There were even more difficult phases as he was growing up
but all in all, as I look back to all these years and specially to the moment when it all changed, I realise this phase of my life has taught me a lot of things.Each relationship is different and unique and so is my bonding with my kids. Being with them, interacting with them, juggling life as a working mom, everything has contributed to those lessons. And today, I just wanted to take a deep breath and jot down these, for my own sake, so that I can remind myself of these at a later stage in life:

a) When you are a mom, the whole world judges you for each and every action: your mother in law, the kids school teacher, your kaam wali bai, your pediatrician, you boss, your friends and the ones we always forget: your kids. Having kids taught me to have a thicker skin and take these judgments with a grain of salt. I don't care about anyone else's judgment and I do not intend to change my ways based on what others think about me. The only judgment I do care about is my kids. I do care and value what they think and how they perceive my actions and behavior.And if I have to change and explain, I will.

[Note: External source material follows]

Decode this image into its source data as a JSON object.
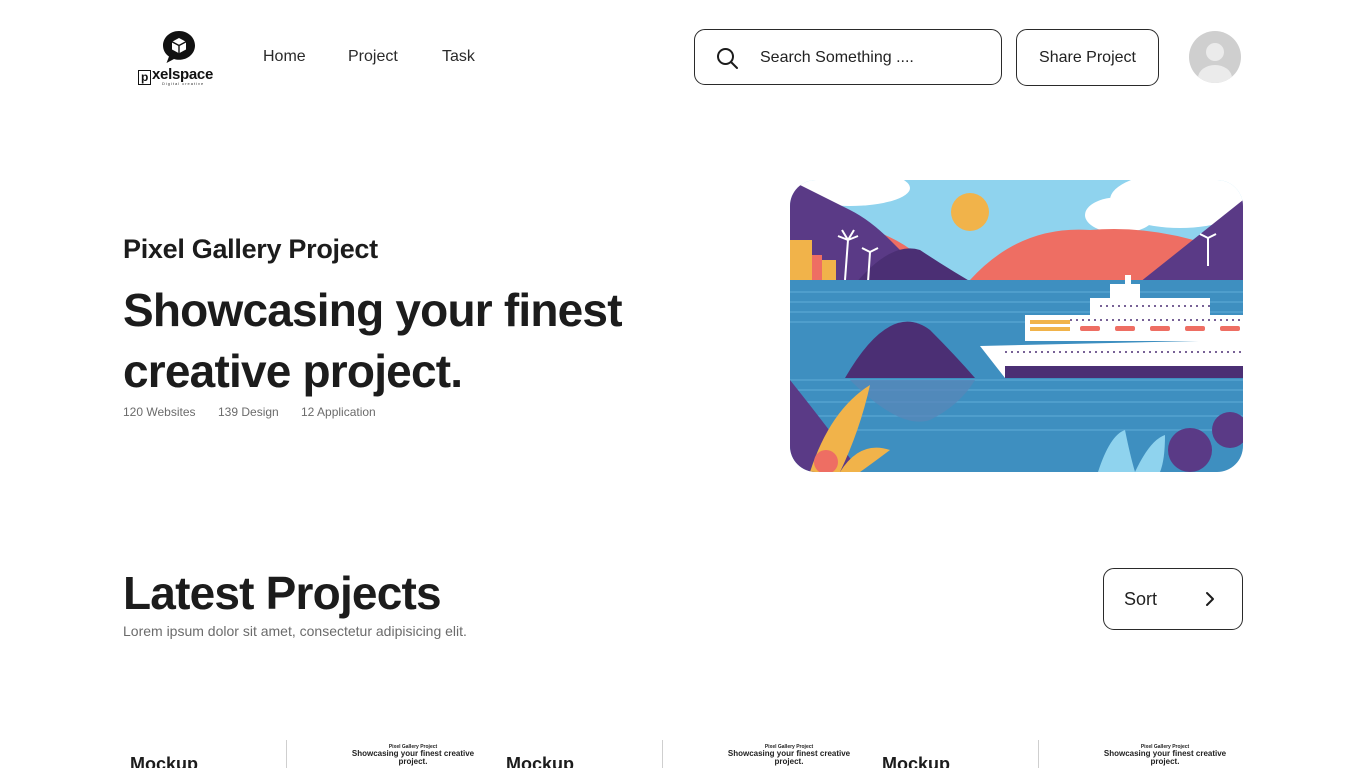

b) Patience, patience and Patience: For an impatient person like me, this was the hardest lesson to learn as my son was growing up. Kids take their own time to do things, they like repetition and sometimes their record gets stuck on just one particular things. As a full time working mom, I was always short on time. But then those incidents where son wanted to play "Old McDonald had a farm" in a loop while going to school or the time when it was raining hard and I was trying to get him into his car seat and he wanted to buckle the car seat all by himself or those mornings when all I wanted was to rush through and get to work in time and all he wanted was to button his short by himself, wear his socks and shoes by himself - all these little yet significant things have taught me to just take a deep breath at times and just flow with the moment. Because no matter what, my office is not going to crumble without me reaching there on time on a day or two, I am not going to melt soaking in the rain and Old McDonald actually doesn't sound that bad if you sing along with it. But these moments with my kids,once gone, they are not going to come back.

c) Kids are more resilient and understanding than we take them granted for. So give them credits when it's due: We like to treat them as kids and pamper them but they observe and understand so much and most of the time, they act much more mature than we expect them to. As my son was growing up, as a family, we did face some difficult times at certain points. And being away from the family in a foreign land made it all the more difficult at times. But at such trying times, whether it was the night when I had to drive my husband to ER in the middle of night because of acute stomach pain, or the time when I was dealing with a difficult second pregnancy with my husband working in a different city or the days when I would be upset over something, Aayush handled all those with so much maturity and responsibility that it was difficult for me to even believe that he was just 5 yrs old then. For the entire one year when his dad was away to a different city for his job, he missed him like hell and often broke down. But never did he make it difficult for me. And till date, this 7 year old is my biggest pillar of support at all times and I tell him this quite often.

d) When he is wrong, he needs to know it. And better from me than from somebody else.
I have seen too many cases in my close family itself where parents, specially mothers ignored to correct the mistakes of their own kids. Parenting is not just a chore or a title. It is a responsibility, to shape  and guide a kid as he/she grows up. So, if they make mistakes and I do not tell them, they will never know the difference between right and wrong. And however, unpleasant it may seem to point out the mistake, it is worthwhile to sit and have this conversation early on rather than seeing face the consequences later in life.

e) I am human, I'll lose my temper. I'll shout at them at times and not be at my best behavior also. Early on, I used to feel really really guilty about this and used to beat myself harder on this. But with time, I have learned to a) Try to isolate myself when I see myself getting mad about something b) And if, I still end up losing myself, handle it in a more graceful way.Talk to the kids about what happened and why I reacted in that way and also apologize to them.At the end of the day all that matters is how I finally ended it.

f) Last but not the least, my most effective tools in my toolbox: Lots of hugs and to tell them that I love them a lot.